Eine Hypothermie bzw. eine Unterkühlung beim Hund besteht, wenn der Körper des Vierbeiners auskühlt. Konkret spricht man von einer Hypothermie, wenn die Temperatur des Hundes auf unter 37,7°C sinkt. Sinkt die Körpertemperatur auf unter 33°C, besteht kaum noch eine Überlebenschance. Eine Unterkühlung kann lebensgefährlich sein. Eine wiederholt zu niedrig gemessene Körpertemperatur mit den entsprechenden Symptomen ist daher immer ein Notfall!

Ursachen und Risikofaktoren einer Hypothermie beim Hund

Unsere Hunde haben nur noch wenig mit ihren wilden Vorfahren zu tun und Vierbeiner in Deutschland dienen nur noch selten als Arbeitshunde, die ihr Leben draußen auf dem Hof oder der Weide verbringen. Das Fell muss damit nicht mehr dick genug sein, um vor niedrigeren Temperaturen zu schützen. Je nach Züchtung sind unsere Lieblinge also kälteanfälliger – dabei ist Hund aber natürlich nicht gleich Hund: Ein Siberian Husky fühlt sich beispielsweise im Schnee sicherlich wohler, als ein Rhodesian Ridgeback. Hunderassen, die den Winter mögen, sind in der Regel große Hirten- oder Arbeitshunde mit einer dicken Unterwolle.

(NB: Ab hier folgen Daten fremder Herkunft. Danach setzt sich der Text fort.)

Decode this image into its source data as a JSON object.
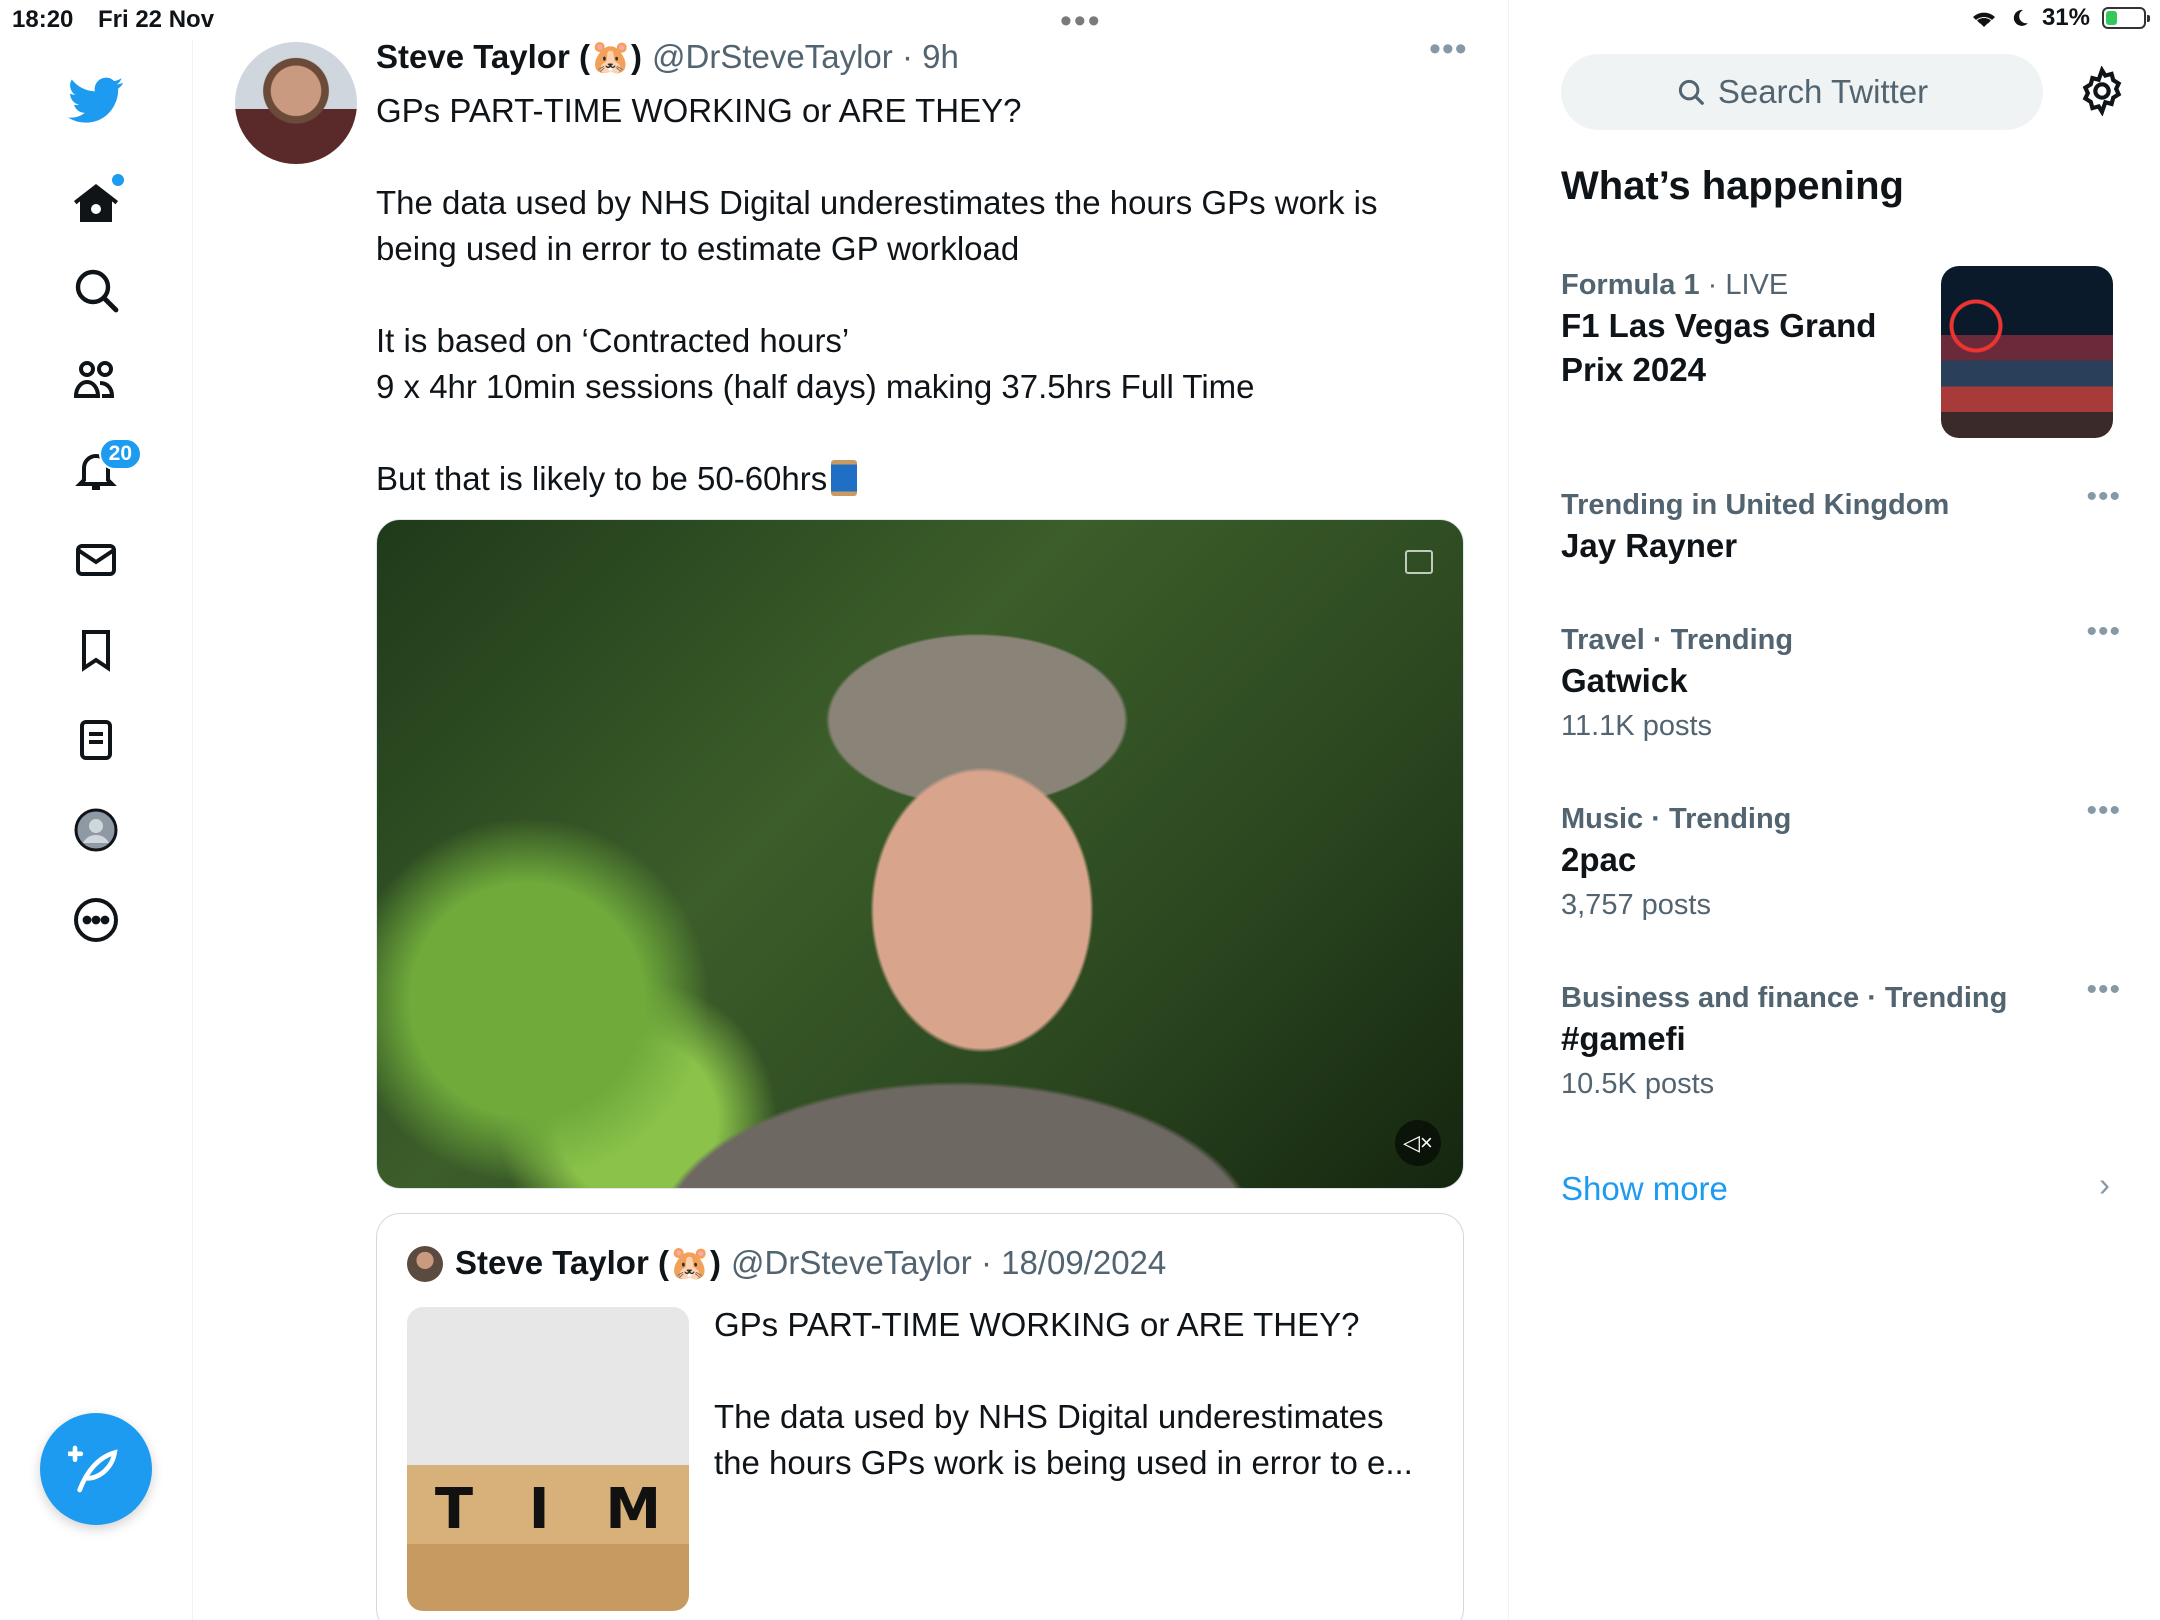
{
  "status_bar": {
    "time": "18:20",
    "date": "Fri 22 Nov",
    "battery": "31%",
    "battery_level": 0.31
  },
  "nav": {
    "items": [
      "home-icon",
      "search-icon",
      "communities-icon",
      "notifications-icon",
      "messages-icon",
      "bookmarks-icon",
      "lists-icon",
      "profile-icon",
      "more-icon"
    ],
    "notifications_count": "20"
  },
  "tweet": {
    "author_name": "Steve Taylor (🐹)",
    "author_handle": "@DrSteveTaylor · 9h",
    "paragraphs": [
      "GPs PART-TIME WORKING or ARE THEY?",
      "The data used by NHS Digital underestimates the hours GPs work is\nbeing used in error to estimate GP workload",
      "It is based on ‘Contracted hours’\n9 x 4hr 10min sessions (half days) making 37.5hrs Full Time",
      "But that is likely to be 50-60hrs"
    ]
  },
  "quote": {
    "author_name": "Steve Taylor (🐹)",
    "author_handle": "@DrSteveTaylor · 18/09/2024",
    "paragraphs": [
      "GPs PART-TIME WORKING or ARE THEY?",
      "The data used by NHS Digital underestimates\nthe hours GPs work is being used in error to e..."
    ],
    "thumb_letters": [
      "T",
      "I",
      "M"
    ]
  },
  "sidebar": {
    "search_placeholder": "Search Twitter",
    "title": "What’s happening",
    "trends": [
      {
        "category": "Formula 1",
        "context": "· LIVE",
        "name": "F1 Las Vegas Grand\nPrix 2024",
        "count": ""
      },
      {
        "category": "Trending in United Kingdom",
        "context": "",
        "name": "Jay Rayner",
        "count": ""
      },
      {
        "category": "Travel · Trending",
        "context": "",
        "name": "Gatwick",
        "count": "11.1K posts"
      },
      {
        "category": "Music · Trending",
        "context": "",
        "name": "2pac",
        "count": "3,757 posts"
      },
      {
        "category": "Business and finance · Trending",
        "context": "",
        "name": "#gamefi",
        "count": "10.5K posts"
      }
    ],
    "show_more": "Show more"
  },
  "colors": {
    "accent": "#1d9bf0",
    "text": "#0f1419",
    "secondary": "#536471"
  }
}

Kleine Hunde dagegen – die am besten noch ursprünglich aus wärmeren Ländern kommen – oder solche mit kurzem, dünnem Fell, sind besonders gefährdet, eine Unterkühlung zu erleiden – was die Möglichkeit einer Hypothermie bei größeren Hunden oder Vierbeinern mit dickerem Fell jedoch nicht ausschließt.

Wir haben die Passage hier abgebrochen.